Although Rick Dickson currently lives in Leominster, he boasts a long term residency in Harvard. Dickson spends his summers in a cottage on Sheep Island in Bare Hill Pond that he claims to have been going to since before he could swim.

“The town beach used to be called Dickson’s Landing,” Rick reveals, “because my great-great grandfather owned all the land from Mass. Ave. down Pond Road to the pond.” It was at the beach where Rick’s ancestors, including his great uncle, co-owner of the General Store, then called Gale & Dickson’s, would keep the rowboats that they used to travel to their various island cottages on the pond.

The town’s weed harvester helps to fight the growth of milfoil and water chestnuts in Bare Hill Pond.  (Courtesy photo)
The town’s weed harvester helps to fight the growth of milfoil and water chestnuts in Bare Hill Pond.  (Courtesy photo)
Despite his long family history in Harvard, Dickson did not live in town his whole early life. In fact, he was born in Panama. “My Dad was in the Navy, so we traveled around a lot. I lived various places in New York, Long Island, Virginia, Massachusetts, and even Hawaii before my family moved to Harvard when I was entering seventh grade.”

“We lived in the center of town, right behind where the Fiber Loft and the dry cleaners are now,” Dickson explains. He lived here from seventh grade until he graduated from Bromfield, and then went on to major in engineering at Lowell Tech. “And after that I went off to solve all the problems of the world,” Rick jokes. “And I’d say I was fairly successful.”

After 30 years of work as an engineer, Rick decided it was time for him to try something new.
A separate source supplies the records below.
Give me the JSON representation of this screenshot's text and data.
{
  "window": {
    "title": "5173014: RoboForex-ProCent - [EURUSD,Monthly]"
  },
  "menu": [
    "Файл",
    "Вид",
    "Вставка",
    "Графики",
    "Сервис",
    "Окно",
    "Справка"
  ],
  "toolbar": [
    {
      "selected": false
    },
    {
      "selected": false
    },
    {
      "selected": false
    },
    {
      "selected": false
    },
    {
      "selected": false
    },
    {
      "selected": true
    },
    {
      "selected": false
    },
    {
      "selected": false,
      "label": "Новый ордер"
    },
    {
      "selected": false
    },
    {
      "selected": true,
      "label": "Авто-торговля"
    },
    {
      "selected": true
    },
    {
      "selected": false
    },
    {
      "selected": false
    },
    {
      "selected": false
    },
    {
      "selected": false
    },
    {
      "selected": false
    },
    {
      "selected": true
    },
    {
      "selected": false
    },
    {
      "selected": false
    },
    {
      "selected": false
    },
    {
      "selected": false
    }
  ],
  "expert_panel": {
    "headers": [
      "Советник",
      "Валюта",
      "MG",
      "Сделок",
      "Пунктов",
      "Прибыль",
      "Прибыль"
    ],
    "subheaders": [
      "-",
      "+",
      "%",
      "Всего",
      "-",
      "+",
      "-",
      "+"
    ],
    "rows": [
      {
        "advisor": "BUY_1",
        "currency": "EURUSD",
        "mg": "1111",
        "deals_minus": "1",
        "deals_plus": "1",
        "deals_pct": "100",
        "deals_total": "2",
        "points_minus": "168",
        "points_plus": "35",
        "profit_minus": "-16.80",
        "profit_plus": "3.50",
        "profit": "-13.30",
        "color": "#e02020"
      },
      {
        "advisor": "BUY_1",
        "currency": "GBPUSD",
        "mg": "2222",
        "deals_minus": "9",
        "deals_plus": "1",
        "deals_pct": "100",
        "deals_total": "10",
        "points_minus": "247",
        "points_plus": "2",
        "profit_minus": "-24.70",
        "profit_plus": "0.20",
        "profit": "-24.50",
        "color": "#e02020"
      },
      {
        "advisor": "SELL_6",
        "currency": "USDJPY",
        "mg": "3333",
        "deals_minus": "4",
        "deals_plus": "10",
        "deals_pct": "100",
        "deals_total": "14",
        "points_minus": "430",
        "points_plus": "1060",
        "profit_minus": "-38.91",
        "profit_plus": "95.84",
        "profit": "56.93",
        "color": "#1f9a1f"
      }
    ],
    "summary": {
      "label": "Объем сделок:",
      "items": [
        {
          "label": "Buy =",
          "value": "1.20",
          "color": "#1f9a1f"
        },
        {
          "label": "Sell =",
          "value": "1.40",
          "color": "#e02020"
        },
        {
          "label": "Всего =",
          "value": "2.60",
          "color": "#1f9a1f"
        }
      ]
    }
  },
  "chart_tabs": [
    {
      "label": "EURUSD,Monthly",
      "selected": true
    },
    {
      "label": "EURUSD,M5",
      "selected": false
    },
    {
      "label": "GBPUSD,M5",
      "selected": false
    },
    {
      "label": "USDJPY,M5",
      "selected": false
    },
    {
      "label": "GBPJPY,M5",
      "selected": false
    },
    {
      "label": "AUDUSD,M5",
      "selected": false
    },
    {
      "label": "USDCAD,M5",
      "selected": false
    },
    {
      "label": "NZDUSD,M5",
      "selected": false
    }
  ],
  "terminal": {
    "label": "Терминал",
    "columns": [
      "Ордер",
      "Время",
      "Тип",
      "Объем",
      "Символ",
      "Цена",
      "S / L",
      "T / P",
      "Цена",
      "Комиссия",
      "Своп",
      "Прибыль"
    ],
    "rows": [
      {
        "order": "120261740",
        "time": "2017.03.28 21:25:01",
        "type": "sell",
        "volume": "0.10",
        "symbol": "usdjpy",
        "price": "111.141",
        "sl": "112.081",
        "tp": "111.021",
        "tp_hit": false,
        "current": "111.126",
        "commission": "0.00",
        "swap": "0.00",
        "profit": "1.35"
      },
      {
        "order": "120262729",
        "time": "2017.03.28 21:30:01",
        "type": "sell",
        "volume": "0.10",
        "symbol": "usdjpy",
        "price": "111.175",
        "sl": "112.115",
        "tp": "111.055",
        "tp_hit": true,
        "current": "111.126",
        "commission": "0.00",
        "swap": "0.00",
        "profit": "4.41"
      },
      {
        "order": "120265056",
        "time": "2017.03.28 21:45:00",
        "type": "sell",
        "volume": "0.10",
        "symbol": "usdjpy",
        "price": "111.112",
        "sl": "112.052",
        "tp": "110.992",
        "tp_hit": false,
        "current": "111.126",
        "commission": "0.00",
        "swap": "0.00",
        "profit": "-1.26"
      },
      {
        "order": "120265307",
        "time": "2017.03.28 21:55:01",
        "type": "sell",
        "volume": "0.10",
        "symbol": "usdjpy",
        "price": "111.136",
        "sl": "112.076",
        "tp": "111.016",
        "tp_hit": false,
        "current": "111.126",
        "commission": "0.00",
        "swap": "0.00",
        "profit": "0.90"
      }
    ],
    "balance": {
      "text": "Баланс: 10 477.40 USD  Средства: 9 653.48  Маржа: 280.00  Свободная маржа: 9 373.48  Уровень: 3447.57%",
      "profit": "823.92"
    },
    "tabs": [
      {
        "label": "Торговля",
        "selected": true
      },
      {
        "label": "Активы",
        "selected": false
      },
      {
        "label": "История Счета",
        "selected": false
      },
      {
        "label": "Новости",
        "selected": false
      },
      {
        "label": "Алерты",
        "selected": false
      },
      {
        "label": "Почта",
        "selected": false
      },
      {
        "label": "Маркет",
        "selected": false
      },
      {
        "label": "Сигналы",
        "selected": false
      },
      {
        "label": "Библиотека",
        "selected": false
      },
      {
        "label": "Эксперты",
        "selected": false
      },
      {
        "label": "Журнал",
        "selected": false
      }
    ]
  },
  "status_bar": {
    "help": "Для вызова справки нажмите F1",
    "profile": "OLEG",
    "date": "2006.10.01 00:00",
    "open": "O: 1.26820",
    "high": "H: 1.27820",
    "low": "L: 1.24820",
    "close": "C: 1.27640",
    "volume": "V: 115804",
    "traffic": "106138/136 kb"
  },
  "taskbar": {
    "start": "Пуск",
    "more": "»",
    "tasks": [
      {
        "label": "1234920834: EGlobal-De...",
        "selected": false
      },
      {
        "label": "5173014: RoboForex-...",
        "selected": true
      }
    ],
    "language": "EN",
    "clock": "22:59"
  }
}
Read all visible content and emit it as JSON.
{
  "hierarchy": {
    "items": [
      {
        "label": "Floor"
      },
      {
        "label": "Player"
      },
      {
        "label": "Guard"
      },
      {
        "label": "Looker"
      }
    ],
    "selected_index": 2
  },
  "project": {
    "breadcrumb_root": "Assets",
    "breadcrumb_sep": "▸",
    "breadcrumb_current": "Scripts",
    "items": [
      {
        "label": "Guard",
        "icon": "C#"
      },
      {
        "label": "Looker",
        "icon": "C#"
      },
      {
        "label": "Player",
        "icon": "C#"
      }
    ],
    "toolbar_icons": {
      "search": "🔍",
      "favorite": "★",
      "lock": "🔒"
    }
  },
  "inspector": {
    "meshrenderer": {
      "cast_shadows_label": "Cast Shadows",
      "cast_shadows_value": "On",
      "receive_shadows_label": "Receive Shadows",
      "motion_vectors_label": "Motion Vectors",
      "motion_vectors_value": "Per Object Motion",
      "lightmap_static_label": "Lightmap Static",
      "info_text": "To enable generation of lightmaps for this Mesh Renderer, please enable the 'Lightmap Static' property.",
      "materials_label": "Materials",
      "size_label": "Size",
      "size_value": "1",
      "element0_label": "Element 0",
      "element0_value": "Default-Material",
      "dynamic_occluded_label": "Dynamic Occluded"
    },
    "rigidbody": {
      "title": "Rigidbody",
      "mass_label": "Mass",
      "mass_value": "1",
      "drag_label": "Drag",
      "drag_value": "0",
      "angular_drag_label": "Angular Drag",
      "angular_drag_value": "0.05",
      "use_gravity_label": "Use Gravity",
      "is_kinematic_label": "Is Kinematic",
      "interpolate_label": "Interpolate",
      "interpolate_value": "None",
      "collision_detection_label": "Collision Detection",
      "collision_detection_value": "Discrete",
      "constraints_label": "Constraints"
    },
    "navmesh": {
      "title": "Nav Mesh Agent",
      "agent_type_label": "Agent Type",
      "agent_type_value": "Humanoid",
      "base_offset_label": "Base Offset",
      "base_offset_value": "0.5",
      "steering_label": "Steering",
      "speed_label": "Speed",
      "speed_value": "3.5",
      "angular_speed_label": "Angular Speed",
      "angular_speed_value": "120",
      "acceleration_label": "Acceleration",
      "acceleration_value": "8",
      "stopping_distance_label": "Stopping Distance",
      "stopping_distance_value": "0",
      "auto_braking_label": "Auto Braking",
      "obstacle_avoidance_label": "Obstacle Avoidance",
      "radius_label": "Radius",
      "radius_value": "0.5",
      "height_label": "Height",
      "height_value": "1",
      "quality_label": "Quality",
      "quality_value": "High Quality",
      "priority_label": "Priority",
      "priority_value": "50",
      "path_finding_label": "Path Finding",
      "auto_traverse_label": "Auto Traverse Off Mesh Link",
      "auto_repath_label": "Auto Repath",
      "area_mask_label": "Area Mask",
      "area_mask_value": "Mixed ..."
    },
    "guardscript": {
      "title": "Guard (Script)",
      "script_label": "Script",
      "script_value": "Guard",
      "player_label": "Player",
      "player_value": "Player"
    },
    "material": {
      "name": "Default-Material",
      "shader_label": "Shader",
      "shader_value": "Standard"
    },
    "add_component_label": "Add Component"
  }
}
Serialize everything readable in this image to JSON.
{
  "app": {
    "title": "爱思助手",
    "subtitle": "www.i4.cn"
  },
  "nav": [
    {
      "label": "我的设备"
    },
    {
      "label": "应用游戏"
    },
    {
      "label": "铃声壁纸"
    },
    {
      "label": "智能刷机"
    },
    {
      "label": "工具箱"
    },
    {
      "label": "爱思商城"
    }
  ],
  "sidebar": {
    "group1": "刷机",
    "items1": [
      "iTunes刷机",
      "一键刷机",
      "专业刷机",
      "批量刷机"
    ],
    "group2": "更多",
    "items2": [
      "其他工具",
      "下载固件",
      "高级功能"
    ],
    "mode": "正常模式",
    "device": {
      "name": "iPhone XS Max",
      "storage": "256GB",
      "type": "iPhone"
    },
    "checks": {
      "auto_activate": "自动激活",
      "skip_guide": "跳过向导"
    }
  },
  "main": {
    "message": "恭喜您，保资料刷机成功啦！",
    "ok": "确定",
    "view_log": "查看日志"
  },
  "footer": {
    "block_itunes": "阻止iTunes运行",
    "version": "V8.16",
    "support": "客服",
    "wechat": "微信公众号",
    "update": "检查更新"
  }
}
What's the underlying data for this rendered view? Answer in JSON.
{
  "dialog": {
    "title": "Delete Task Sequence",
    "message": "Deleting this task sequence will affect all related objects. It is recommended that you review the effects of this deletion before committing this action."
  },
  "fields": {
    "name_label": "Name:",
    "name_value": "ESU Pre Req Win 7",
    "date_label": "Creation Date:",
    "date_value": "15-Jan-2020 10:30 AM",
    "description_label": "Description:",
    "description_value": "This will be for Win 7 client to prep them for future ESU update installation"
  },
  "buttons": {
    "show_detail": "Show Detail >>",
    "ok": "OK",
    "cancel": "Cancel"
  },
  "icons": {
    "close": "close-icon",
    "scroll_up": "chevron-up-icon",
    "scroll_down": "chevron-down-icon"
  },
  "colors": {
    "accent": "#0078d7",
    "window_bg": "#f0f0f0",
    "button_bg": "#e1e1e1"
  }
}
Around four years ago he moved from Exeter, New Hampshire to his current home in Leominster, where he started his business, Powder House Realty.

A few years prior to his move Rick had inherited his family’s cottage on Sheep Island, and when he moved closer, he began spending summers in Harvard again. For the past few years Rick has spent his entire summer living in the same cottage from his childhood days, a cottage without electricity or running water.

“We carry up fresh water—it’s definitely more of a camping environment than a living environment, but you’d be surprised what you don’t need,” Dickson reflects. “It’s a different perspective, and it’s gorgeous; it’s where I grew up and where I feel most comfortable.”

When Rick first started coming down to the pond more regularly, he would see signs advertising weed-pulls, and he and his son often participated. “We were pulling water chestnuts by hand, and if we could make it, then we’d go, and we’d do what people asked us to, but we weren’t really any more involved than that.”

Rick joined the email group of residents dedicated to the regular water chestnut pulls, and that was his level of involvement until around 2003. “John Frothingham had been running the weed-pulls for the past five years or so, and he’d been doing a great job getting people involved,” credits Dickson. “He had a conflict on one of the weed-pull dates, so I stepped forward to run it that day, and I’ve been in charge of it ever since.”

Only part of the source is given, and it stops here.